With the NHL streaming rights secured, Sinclair must now obtain permission from the MLB and NBA.

However, MLB Commissioner Rob Manfred and NBA Commissioner Adam Silver in October both raised doubts about Sinclair’s app plans, saying the company didn’t have the rights to sell their teams’ games directly to consumers via streaming.

Sinclair CEO Chris Ripley later acknowledged the commissioners were correct, revealing his company only had the direct-to-consumer rights to four MLB teams. He didn’t name them, but they are likely the Detroit Tigers, Kansas City Royals, Miami Marlins and Milwaukee Brewers. (Bally Sports has the cable/satellite rights to 14 MLB teams.)

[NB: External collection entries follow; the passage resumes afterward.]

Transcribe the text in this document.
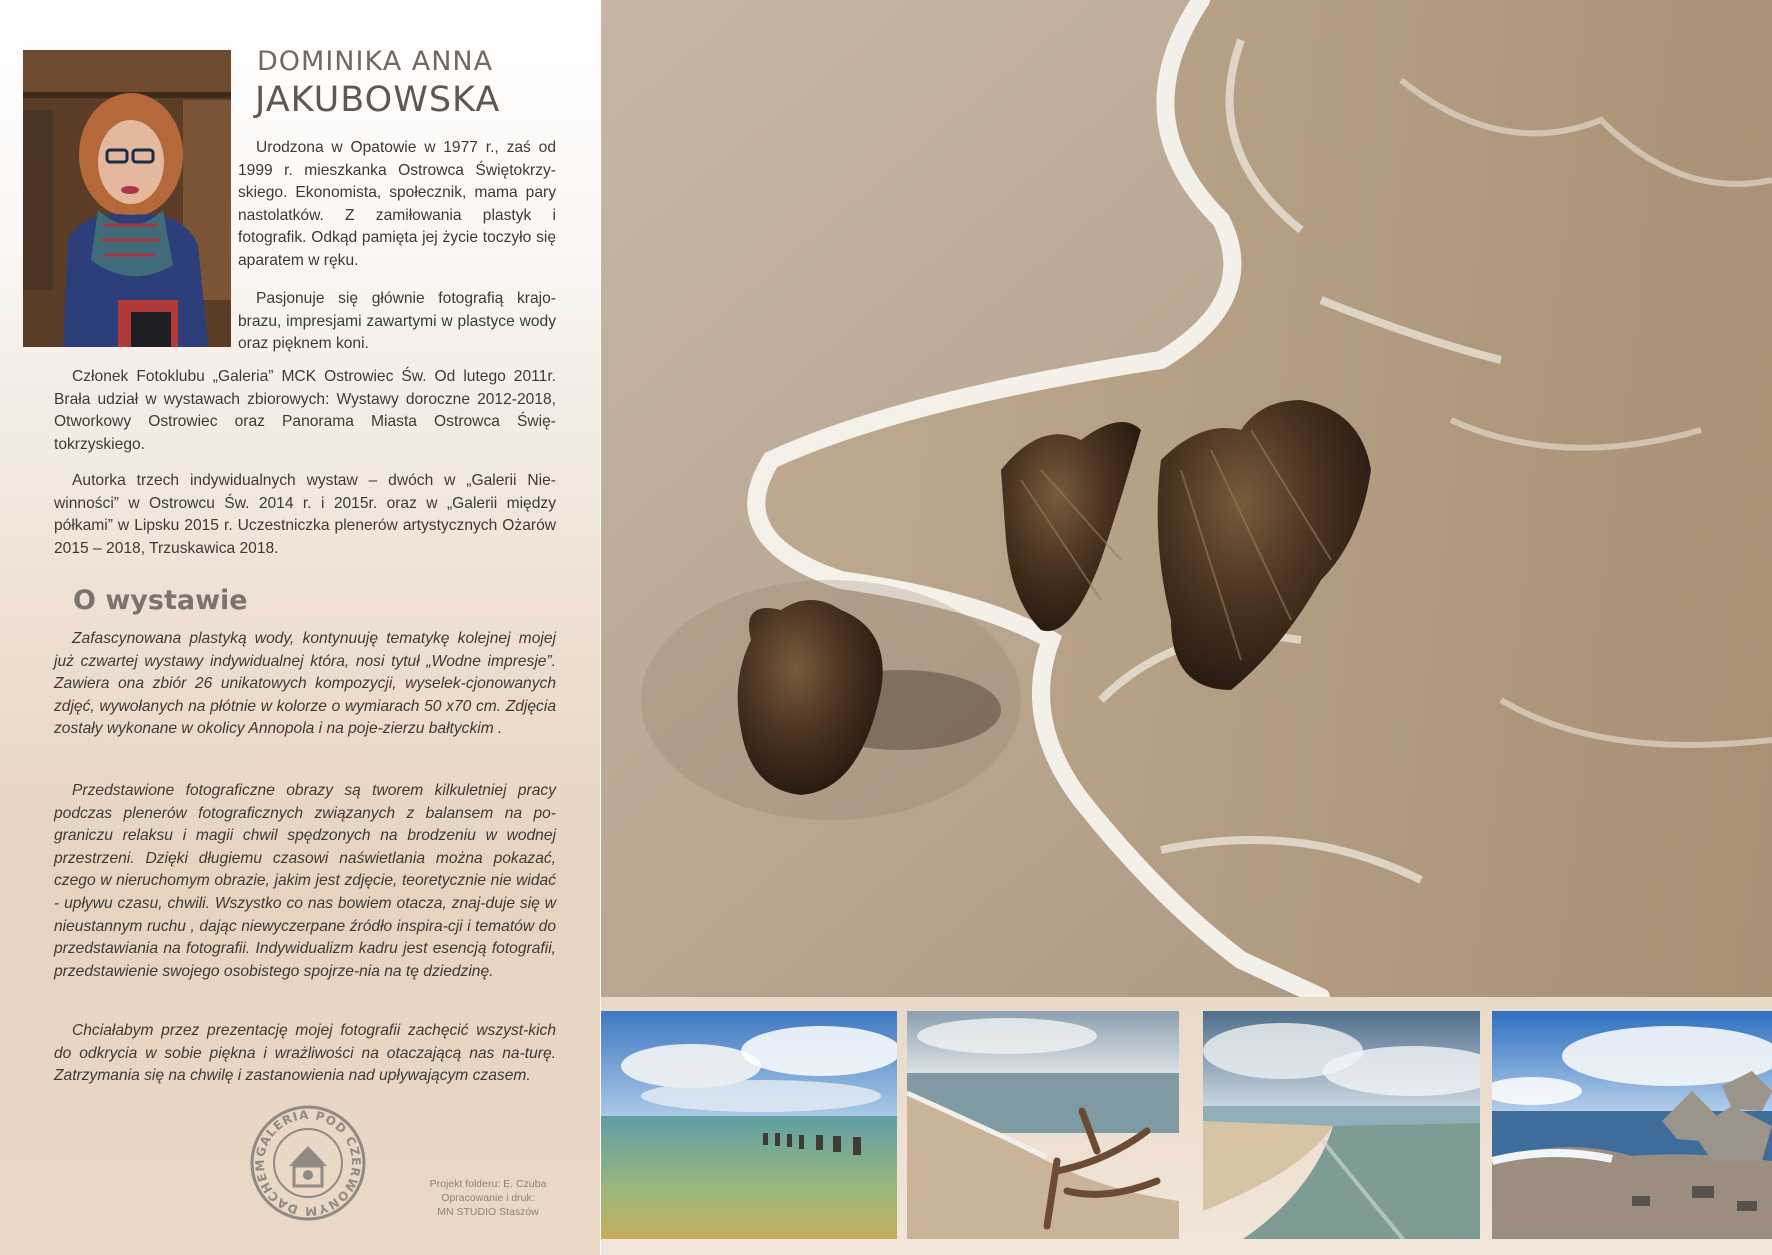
DOMINIKA ANNA
JAKUBOWSKA

Urodzona w Opatowie w 1977 r., zaś od 1999 r. mieszkanka Ostrowca Świętokrzy-skiego. Ekonomista, społecznik, mama pary nastolatków. Z zamiłowania plastyk i fotografik. Odkąd pamięta jej życie toczyło się aparatem w ręku.

Pasjonuje się głównie fotografią krajo-brazu, impresjami zawartymi w plastyce wody oraz pięknem koni.

Członek Fotoklubu „Galeria” MCK Ostrowiec Św. Od lutego 2011r. Brała udział w wystawach zbiorowych: Wystawy doroczne 2012-2018, Otworkowy Ostrowiec oraz Panorama Miasta Ostrowca Świę-tokrzyskiego.

Autorka trzech indywidualnych wystaw – dwóch w „Galerii Nie-winności” w Ostrowcu Św. 2014 r. i 2015r. oraz w „Galerii między półkami” w Lipsku 2015 r. Uczestniczka plenerów artystycznych Ożarów 2015 – 2018, Trzuskawica 2018.

O wystawie

Zafascynowana plastyką wody, kontynuuję tematykę kolejnej mojej już czwartej wystawy indywidualnej która, nosi tytuł „Wodne impresje”. Zawiera ona zbiór 26 unikatowych kompozycji, wyselek-cjonowanych zdjęć, wywołanych na płótnie w kolorze o wymiarach 50 x70 cm. Zdjęcia zostały wykonane w okolicy Annopola i na poje-zierzu bałtyckim .

Przedstawione fotograficzne obrazy są tworem kilkuletniej pracy podczas plenerów fotograficznych związanych z balansem na po-graniczu relaksu i magii chwil spędzonych na brodzeniu w wodnej przestrzeni. Dzięki długiemu czasowi naświetlania można pokazać, czego w nieruchomym obrazie, jakim jest zdjęcie, teoretycznie nie widać - upływu czasu, chwili. Wszystko co nas bowiem otacza, znaj-duje się w nieustannym ruchu , dając niewyczerpane źródło inspira-cji i tematów do przedstawiania na fotografii. Indywidualizm kadru jest esencją fotografii, przedstawienie swojego osobistego spojrze-nia na tę dziedzinę.

Chciałabym przez prezentację mojej fotografii zachęcić wszyst-kich do odkrycia w sobie piękna i wrażliwości na otaczającą nas na-turę. Zatrzymania się na chwilę i zastanowienia nad upływającym czasem.

GALERIA POD CZERWONYM DACHEM
Projekt folderu: E. Czuba
Opracowanie i druk:
MN STUDIO Staszów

But Ripley expressed confidence that his company could secure the rights to the remaining 10 MLB teams before the start of the 2022 season when Sinclair hopes to launch the app. He said the same was true for the NBA and NHL teams before the start of their 2022-23 seasons

And now Sinclair has the NHL.

“Our launch expectations have not changed,” Ripley said in an analyst call in early November following the release of the company’s third quarter report. “Obviously, if there were a change in our rights versus the status quo, we would make that adjustment, but..it doesn’t look like what’s going to happen here. So, our plans on launch timing…remain the same.”